Use the relation between the power generated, force and speed of the object. Relate the resistance in the path of motion of the car with the force against which the car engine have to generate the power.

Formula used: The relation between the power generated, force and speed of an object is
$P = Fv$ …… (1)

Here, $P$ is the power generated, $F$ is the force on the object and $v$ is the speed of the object.

Complete step by step answer:
The car is moving with a speed $v$ of $40\,{\text{km/hr}}$ .
$v = 40\,{\text{km/hr}}$

Convert the speed $v$ of the car in the SI system of units.
$v = \left( {40\,\dfrac{{{\text{km}}}}{{{\text{hr}}}}} \right)\left( {\dfrac{{{{10}^3}\,{\text{m}}}}{{1\,{\text{km}}}}} \right)\left( {\dfrac{{1\,{\text{hr}}}}{{3600\,{\text{s}}}}} \right)$
$\Rightarrow v = 11.11\,{\text{m/s}}$

Hence, the speed of the car is $11.11\,{\text{m/s}}$ .

The power $P$ generated by the engine of the car is $7\,{\text{kW}}$ .
$P = 7\,{\text{kW}}$

Convert the unit of the power $P$ generated by the engine in the SI system of units.
$P = \left( {7\,{\text{kW}}} \right)\left( {\dfrac{{{{10}^3}}}{{1\,{\text{k}}}}} \right)$
$\Rightarrow P = 7 \times {10^3}\,{\text{W}}$

Hence, the power generated by the car engine is $7 \times {10^3}\,{\text{W}}$ .

The power is generated by the car engine against the force to maintain the constant speed.

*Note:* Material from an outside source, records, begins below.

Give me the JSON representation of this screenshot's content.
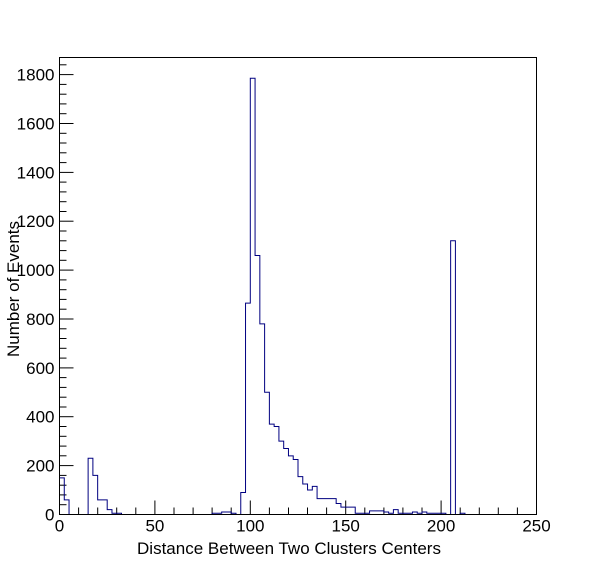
{
  "chart_data": {
    "type": "bar",
    "style": "step-histogram",
    "title": "",
    "xlabel": "Distance Between Two Clusters Centers",
    "ylabel": "Number of Events",
    "xlim": [
      0,
      250
    ],
    "ylim": [
      0,
      1870
    ],
    "grid": false,
    "legend": "none",
    "line_color": "#000080",
    "bin_width": 2.5,
    "bin_start": 0,
    "x_ticks": [
      0,
      50,
      100,
      150,
      200,
      250
    ],
    "y_ticks": [
      0,
      200,
      400,
      600,
      800,
      1000,
      1200,
      1400,
      1600,
      1800
    ],
    "values": [
      150,
      60,
      0,
      0,
      0,
      0,
      230,
      160,
      60,
      60,
      20,
      5,
      5,
      0,
      0,
      0,
      0,
      0,
      0,
      0,
      0,
      0,
      0,
      0,
      0,
      0,
      0,
      0,
      0,
      0,
      0,
      0,
      5,
      5,
      10,
      10,
      5,
      0,
      90,
      865,
      1785,
      1060,
      780,
      500,
      370,
      360,
      300,
      270,
      240,
      225,
      155,
      125,
      100,
      115,
      65,
      65,
      65,
      65,
      45,
      30,
      30,
      30,
      25,
      20,
      20,
      15,
      15,
      15,
      10,
      5,
      20,
      10,
      5,
      5,
      10,
      5,
      10,
      5,
      5,
      5,
      5,
      0,
      0,
      0,
      0,
      0,
      0,
      0,
      0,
      0,
      0,
      0,
      0,
      0,
      0,
      0,
      0,
      0,
      0,
      0,
      0,
      0,
      0,
      0,
      0,
      0,
      0,
      0,
      0,
      0,
      0,
      0,
      0,
      0,
      0,
      0,
      0,
      0,
      0,
      0,
      0,
      0,
      0,
      0,
      0,
      0,
      0,
      0,
      0,
      0,
      0,
      0,
      0,
      0,
      0,
      0,
      0,
      0,
      0,
      0,
      0,
      0,
      0,
      0,
      0,
      0,
      0,
      0,
      0,
      0,
      0,
      0,
      0,
      0,
      0,
      0,
      0,
      0,
      0,
      0
    ],
    "extra_bins": [
      {
        "x": 155,
        "value": 5
      },
      {
        "x": 157.5,
        "value": 5
      },
      {
        "x": 160,
        "value": 5
      },
      {
        "x": 177.5,
        "value": 5
      },
      {
        "x": 180,
        "value": 5
      },
      {
        "x": 205,
        "value": 1120
      },
      {
        "x": 207.5,
        "value": 0
      },
      {
        "x": 210,
        "value": 5
      }
    ]
  }
}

This force against which the car engine generates the power to maintain the speed constant is the resistance $R$ in the path of motion of the car.

Determine the resistance in the path of motion of the car.

Rewrite equation (1) for the resistance in the path of motion of the car.
$P = Rv$

Rearrange the above equation for the resistance $R$ .
$R = \dfrac{P}{v}$

Substitute $7 \times {10^3}\,{\text{W}}$ for $P$ and $11.11\,{\text{m/s}}$ for $v$ in the above equation.
$R = \dfrac{{7 \times {{10}^3}\,{\text{W}}}}{{11.11\,{\text{m/s}}}}$
$\Rightarrow R = 630\,{\text{N}}$

Therefore, the resistance in the path of motion of the car is $630\,{\text{N}}$ .

Hence, the correct option is 2.

Note:
Convert the units of power generated by the engine and the speed of the car in the SI system of units as the ultimate answer should be in newton.